Abstract

Purpose In lung transplantation , pulmonary anastomosis sometimes requires adjustment for size mismatch between donor and recipient pulmonary arteries (PAs). It is particulary important in living-donor lobar lung transplantation (LDLLT) in which a donor lobar PA is anastomosed to a recipient main PA. Even in cadaveric lung transplantation (CLT), PA plasty may be needed for patients with pulmonary hypertension.We retrospectively reviewed our surgical techniques of PA plasty during lung implantation.
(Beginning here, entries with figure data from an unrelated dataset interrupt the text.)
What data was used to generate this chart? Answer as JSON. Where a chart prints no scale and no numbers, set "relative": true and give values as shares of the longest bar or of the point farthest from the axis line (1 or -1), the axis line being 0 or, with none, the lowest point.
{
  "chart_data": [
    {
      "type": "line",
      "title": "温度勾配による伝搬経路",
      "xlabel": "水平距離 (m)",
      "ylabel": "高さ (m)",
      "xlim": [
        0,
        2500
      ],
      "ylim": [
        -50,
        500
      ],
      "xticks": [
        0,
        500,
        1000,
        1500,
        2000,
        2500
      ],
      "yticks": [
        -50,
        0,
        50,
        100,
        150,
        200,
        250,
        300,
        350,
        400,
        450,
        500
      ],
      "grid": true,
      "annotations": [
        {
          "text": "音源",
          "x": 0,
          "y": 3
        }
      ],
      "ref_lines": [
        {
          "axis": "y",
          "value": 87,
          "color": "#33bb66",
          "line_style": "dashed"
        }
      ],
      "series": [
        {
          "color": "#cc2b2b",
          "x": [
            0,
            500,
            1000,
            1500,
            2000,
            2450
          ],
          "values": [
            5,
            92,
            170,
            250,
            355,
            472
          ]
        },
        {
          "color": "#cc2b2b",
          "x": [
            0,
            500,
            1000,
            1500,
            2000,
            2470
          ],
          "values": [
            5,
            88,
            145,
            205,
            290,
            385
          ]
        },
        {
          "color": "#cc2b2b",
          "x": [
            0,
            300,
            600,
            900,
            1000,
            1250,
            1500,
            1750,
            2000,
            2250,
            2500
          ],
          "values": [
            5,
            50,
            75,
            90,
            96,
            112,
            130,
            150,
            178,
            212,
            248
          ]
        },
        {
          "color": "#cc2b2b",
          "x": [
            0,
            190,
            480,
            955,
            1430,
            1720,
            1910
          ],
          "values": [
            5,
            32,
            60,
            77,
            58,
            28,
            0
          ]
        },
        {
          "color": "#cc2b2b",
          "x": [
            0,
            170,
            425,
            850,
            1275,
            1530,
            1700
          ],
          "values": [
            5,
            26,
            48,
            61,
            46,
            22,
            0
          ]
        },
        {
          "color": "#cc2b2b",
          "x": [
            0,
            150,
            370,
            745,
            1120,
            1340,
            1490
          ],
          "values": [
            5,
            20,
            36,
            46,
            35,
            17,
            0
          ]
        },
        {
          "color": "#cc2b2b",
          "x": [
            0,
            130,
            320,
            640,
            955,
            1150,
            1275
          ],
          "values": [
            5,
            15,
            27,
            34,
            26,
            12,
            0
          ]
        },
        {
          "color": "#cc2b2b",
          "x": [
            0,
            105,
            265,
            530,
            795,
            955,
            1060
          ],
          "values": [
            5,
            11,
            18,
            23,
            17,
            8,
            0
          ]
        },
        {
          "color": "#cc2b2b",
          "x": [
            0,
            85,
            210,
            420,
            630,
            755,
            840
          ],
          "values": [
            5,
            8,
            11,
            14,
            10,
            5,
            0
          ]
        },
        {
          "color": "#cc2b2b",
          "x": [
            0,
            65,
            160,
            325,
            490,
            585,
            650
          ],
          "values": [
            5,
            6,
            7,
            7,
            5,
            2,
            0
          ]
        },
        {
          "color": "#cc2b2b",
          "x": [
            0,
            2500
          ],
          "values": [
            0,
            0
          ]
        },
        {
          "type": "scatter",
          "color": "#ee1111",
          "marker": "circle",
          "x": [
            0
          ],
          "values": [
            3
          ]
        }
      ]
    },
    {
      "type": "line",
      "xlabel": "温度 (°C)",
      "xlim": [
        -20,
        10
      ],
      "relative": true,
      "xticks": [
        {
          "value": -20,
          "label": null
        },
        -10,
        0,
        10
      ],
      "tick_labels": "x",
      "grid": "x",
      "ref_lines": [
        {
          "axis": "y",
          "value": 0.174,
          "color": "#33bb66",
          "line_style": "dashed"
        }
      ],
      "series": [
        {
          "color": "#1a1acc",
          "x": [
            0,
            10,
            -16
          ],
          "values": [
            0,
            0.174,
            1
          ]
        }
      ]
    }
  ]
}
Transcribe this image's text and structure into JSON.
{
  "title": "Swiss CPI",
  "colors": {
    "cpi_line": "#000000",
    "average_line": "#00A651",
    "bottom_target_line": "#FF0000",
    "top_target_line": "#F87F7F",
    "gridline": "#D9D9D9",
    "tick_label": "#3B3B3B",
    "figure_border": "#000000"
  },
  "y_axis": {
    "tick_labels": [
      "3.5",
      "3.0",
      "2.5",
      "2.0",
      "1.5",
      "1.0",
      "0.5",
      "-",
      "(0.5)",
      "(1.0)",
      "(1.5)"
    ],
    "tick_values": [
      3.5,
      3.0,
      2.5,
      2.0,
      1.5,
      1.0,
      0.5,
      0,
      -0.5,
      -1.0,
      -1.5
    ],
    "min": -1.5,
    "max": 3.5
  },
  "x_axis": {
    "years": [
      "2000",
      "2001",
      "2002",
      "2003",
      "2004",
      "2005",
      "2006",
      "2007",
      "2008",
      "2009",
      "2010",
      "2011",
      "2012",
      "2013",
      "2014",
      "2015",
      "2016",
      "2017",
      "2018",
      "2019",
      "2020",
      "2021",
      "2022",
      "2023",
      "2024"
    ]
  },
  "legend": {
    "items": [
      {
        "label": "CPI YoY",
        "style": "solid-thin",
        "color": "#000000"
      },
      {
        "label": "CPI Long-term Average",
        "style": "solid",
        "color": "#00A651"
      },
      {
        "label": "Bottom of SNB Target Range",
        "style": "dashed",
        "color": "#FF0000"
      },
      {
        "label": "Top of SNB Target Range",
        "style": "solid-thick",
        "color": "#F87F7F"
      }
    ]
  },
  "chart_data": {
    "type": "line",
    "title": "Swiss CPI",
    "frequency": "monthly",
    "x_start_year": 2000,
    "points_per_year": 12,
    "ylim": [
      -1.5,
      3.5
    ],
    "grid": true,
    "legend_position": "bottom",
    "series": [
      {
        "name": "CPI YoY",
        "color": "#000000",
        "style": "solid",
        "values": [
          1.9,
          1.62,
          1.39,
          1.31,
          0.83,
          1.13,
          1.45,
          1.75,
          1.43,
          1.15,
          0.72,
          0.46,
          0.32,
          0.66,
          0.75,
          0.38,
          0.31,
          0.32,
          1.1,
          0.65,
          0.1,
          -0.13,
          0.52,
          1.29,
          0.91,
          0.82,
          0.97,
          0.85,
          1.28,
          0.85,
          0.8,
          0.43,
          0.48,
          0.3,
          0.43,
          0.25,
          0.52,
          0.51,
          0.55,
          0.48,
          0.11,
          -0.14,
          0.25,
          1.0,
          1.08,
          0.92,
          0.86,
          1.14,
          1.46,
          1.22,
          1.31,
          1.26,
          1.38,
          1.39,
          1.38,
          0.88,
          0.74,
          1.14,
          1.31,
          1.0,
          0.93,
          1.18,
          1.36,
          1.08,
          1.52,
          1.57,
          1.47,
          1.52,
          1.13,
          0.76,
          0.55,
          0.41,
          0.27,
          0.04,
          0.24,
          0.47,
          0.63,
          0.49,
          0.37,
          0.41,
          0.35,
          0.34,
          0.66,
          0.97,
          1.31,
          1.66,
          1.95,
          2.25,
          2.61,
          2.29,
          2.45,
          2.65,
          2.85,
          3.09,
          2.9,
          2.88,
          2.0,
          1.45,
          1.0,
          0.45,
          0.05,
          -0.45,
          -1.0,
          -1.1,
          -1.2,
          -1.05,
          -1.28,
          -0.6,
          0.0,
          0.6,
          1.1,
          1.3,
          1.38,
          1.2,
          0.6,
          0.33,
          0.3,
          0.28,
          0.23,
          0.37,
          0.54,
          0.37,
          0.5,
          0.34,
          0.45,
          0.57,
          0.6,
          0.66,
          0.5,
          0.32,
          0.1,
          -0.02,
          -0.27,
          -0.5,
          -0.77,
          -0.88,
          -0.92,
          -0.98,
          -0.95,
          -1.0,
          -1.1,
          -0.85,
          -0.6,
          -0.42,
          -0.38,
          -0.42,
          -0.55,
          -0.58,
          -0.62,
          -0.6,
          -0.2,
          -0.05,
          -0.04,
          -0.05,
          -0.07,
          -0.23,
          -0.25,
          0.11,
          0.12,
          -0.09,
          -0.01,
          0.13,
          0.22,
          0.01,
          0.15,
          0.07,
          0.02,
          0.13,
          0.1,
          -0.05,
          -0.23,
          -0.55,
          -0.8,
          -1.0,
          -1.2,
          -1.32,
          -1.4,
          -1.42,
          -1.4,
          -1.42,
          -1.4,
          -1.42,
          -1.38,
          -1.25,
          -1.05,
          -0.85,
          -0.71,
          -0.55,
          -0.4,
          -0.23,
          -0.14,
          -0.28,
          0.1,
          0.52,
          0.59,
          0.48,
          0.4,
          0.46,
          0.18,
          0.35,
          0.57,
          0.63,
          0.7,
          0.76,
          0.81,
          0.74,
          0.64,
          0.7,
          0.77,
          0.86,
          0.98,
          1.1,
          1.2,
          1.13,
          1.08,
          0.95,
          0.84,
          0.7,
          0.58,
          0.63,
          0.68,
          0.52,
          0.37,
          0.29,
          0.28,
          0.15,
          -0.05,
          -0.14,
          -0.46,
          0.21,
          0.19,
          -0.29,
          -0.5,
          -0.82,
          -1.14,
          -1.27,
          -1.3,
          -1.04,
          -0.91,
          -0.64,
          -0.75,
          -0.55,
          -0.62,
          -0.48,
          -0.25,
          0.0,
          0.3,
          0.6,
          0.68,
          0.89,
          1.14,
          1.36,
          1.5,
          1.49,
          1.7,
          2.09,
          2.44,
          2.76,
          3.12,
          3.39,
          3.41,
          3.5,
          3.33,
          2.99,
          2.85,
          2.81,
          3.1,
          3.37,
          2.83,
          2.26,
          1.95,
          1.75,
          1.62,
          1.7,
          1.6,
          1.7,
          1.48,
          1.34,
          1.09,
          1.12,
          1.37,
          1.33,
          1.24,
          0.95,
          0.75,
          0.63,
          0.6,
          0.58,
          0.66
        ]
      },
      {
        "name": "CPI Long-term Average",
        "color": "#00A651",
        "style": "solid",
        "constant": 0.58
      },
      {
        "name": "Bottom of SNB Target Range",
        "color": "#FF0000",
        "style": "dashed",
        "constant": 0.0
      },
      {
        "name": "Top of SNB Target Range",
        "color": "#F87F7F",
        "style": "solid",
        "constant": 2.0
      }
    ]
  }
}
Methods Between 2002 and 2017, we performed 183 lung transplants including 84 LDLLTs and 99 CLTs. PA plasty was required in 15 cases (8.2%) during implantation. We retrospectively evaluated surgical techniques and outcomes of these 15 patients. Results In LDLLT, 13 patients underwent PA plasty, and 2 underwent PA plasty in CLT. Direct plication was used in 4 cases (3 in LDLLT and 1 in CLT, Fig. 1A). Tack suture method was used in 6 cases (all LDLLT, Fig. 1B). Auto-pericardial patching method was used in 9 cases (all LDLLT, Fig. 1C, all on the left side). Linear stapler was used in 1 case (CLT, Fig. 1D). After transplantation, 1 recipient of the tack suture method group developed left PA kinking, requiring a stent insertion on postoperative day 1. The remaining 14 recipients developed no complications. There were no PA anastomosis-related deaths. The 5-year survival rate was similar between the non-PA plasty group and the PA plasty group (73.9% vs 68.5%, p=0.889: Fig. 2). Conclusion Various surgical techniques for size mismatch in PA were useful and safe both in LDLLT and CLT.